Optimizing SQL Performance with the Empress Recorder

Introduction

In the world of software development, performance is key. The ability to profile and optimize SQL queries can significantly improve the functionality and reliability of an application. This is where the Empress Recorder comes into play. Built into the Empress framework, this robust profiling tool is designed to capture all requests and background jobs, along with the SQL queries executed and corresponding stack traces.

Starting the Recorder

Imagine you’re dealing with a doctype that’s taking too much time to save, and you suspect that SQL queries might be the bottleneck. The Empress Recorder is the perfect tool to diagnose this issue. Here’s how to get started:

  1. Open the Recorder from the Awesomebar and click on “Start”.
  2. Perform the actions you want to profile (preferably in a separate tab).
  3. Once you’ve captured enough information, go back to the Recorder and click on “Stop”.

Now, you’ll see a list of all the requests that were made. You can sort them by various columns to identify problematic requests.

Analyzing Requests

By clicking on a row, you can open the request for more detailed information. The Recorder provides the following data:

  1. path - The requested path or job name, such as /app.
  2. cmd - The dotted path to the method, which will be empty for background jobs.
  3. time - The time at which the request was created.
  4. duration - The duration for completing the request.
  5. number of queries - The number of SQL queries executed for fulfilling the request.
  6. Time in queries - The time taken in SQL queries.
  7. Request headers - The HTTP headers received with the request (empty for background jobs).
  8. Form Dict - The form data received with the request (empty for background jobs).
  9. SQL queries - A table of all SQL queries that were executed.

To learn more about a particular query, click on the row to expand additional information. This includes the duration of the query, stack trace, and SQL’s EXPLAIN output for that query.

Note: The Recorder adds a substantial overhead for capturing the details, so the overall duration might not accurately represent real-world performance. The query time, however, is very close to real-world performance.

Exporting and Importing Recorder Captures

The Recorder allows you to export captures and import them on another site for further analysis. Here’s how:

  1. Go to the Recorder page. After recording, click on the Menu (three dots) > Export. This will download a JSON file containing the captured data.
  2. To view this data on another site, click on “Import” and select the JSON file.

Profiling with Bench

Bench’s execute command runs a dotted path to a method and supports profiling. Most commands you can run via the console with execute are supported, including db methods.

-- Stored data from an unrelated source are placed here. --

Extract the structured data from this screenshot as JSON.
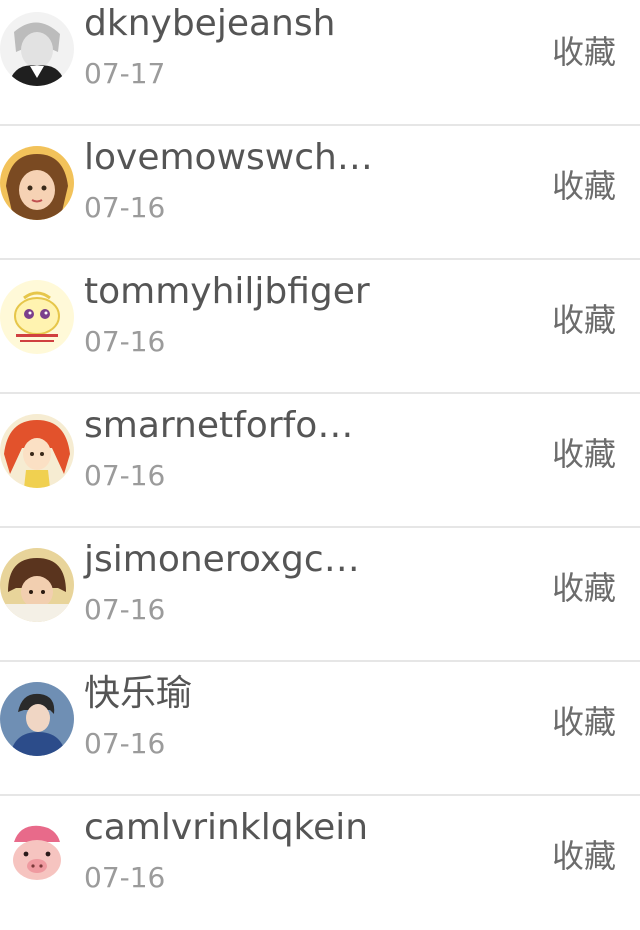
{
  "items": [
    {
      "name": "dknybejeansh",
      "date": "07-17",
      "action": "收藏"
    },
    {
      "name": "lovemowswch…",
      "date": "07-16",
      "action": "收藏"
    },
    {
      "name": "tommyhiljbfiger",
      "date": "07-16",
      "action": "收藏"
    },
    {
      "name": "smarnetforfo…",
      "date": "07-16",
      "action": "收藏"
    },
    {
      "name": "jsimoneroxgc…",
      "date": "07-16",
      "action": "收藏"
    },
    {
      "name": "快乐瑜",
      "date": "07-16",
      "action": "收藏"
    },
    {
      "name": "camlvrinklqkein",
      "date": "07-16",
      "action": "收藏"
    }
  ],
  "colors": {
    "name": "#555555",
    "date": "#9b9b9b",
    "action": "#6c6c6c",
    "divider": "#e6e6e6"
  }
}
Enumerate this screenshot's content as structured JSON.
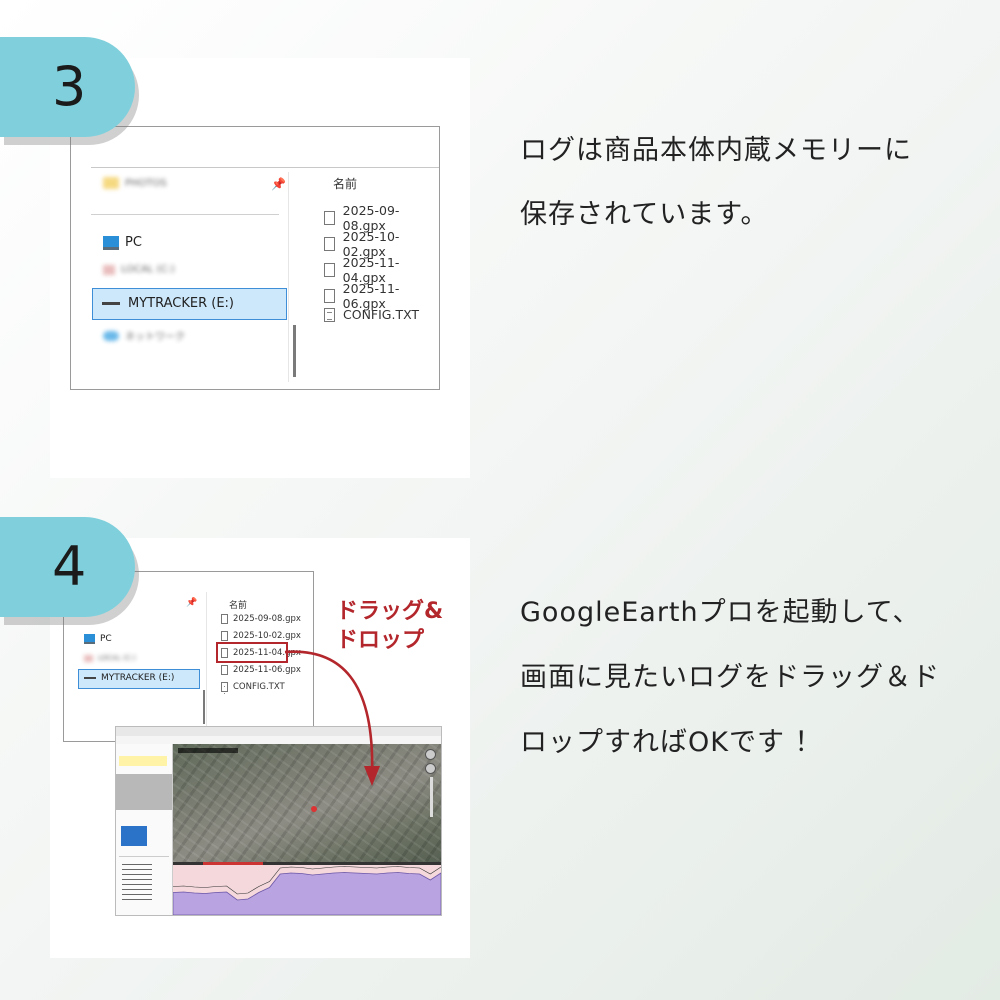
{
  "steps": [
    {
      "number": "3",
      "description_lines": [
        "ログは商品本体内蔵メモリーに",
        "保存されています。"
      ],
      "explorer": {
        "header": "名前",
        "nav": {
          "blurred_folder": "PHOTOS",
          "pc": "PC",
          "blurred_disk": "LOCAL (C:)",
          "drive": "MYTRACKER (E:)",
          "blurred_network": "ネットワーク"
        },
        "files": [
          "2025-09-08.gpx",
          "2025-10-02.gpx",
          "2025-11-04.gpx",
          "2025-11-06.gpx",
          "CONFIG.TXT"
        ]
      }
    },
    {
      "number": "4",
      "description_lines": [
        "GoogleEarthプロを起動して、",
        "画面に見たいログをドラッグ＆ド",
        "ロップすればOKです ！"
      ],
      "drag_drop_label": [
        "ドラッグ&",
        "ドロップ"
      ],
      "explorer": {
        "header": "名前",
        "nav": {
          "pc": "PC",
          "blurred_disk": "LOCAL (C:)",
          "drive": "MYTRACKER (E:)"
        },
        "files": [
          "2025-09-08.gpx",
          "2025-10-02.gpx",
          "2025-11-04.gpx",
          "2025-11-06.gpx",
          "CONFIG.TXT"
        ],
        "highlighted_file_index": 2
      },
      "google_earth": {
        "elevation_profile": [
          0.45,
          0.46,
          0.44,
          0.43,
          0.45,
          0.46,
          0.3,
          0.32,
          0.45,
          0.55,
          0.82,
          0.84,
          0.83,
          0.8,
          0.82,
          0.84,
          0.85,
          0.84,
          0.83,
          0.82,
          0.84,
          0.85,
          0.83,
          0.82,
          0.7,
          0.84
        ]
      }
    }
  ],
  "colors": {
    "tab": "#7fd0dc",
    "accent_red": "#b3262b",
    "selection": "#cde8fb"
  }
}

▶ bench --site [sitename] --profile execute erpnext.projects.doctype.task.task.set_tasks_as_overdue
▶ bench --site [sitename] execute frappe.db.get_database_size
6784

Using Empress Monitor

The Empress Monitor logs request and job metadata. To enable this feature, set "monitor": 1 in your site config. Collected data is buffered in the Redis cache and periodically moved to the monitor.json.log file in the logs directory with a scheduled job frappe.monitor.flush.

Monitoring Background Jobs

Empress uses RQ (Redis Queue) for asynchronously executing long tasks in the background. The framework provides inbuilt virtual doctypes for monitoring RQ:

  1. RQ Worker - Shows all background workers consuming the background jobs queue on your site. It also contains basic statistics about the worker like name, timing, successful and failed jobs count, and current status.
  2. RQ Job - Provides information about all background jobs. You can filter jobs by queue and status.

In conclusion, the Empress Recorder, along with the additional profiling and monitoring tools, forms a comprehensive suite for SQL profiling and performance optimization. By leveraging these tools, developers can more effectively diagnose and resolve performance bottlenecks, resulting in more efficient and reliable applications.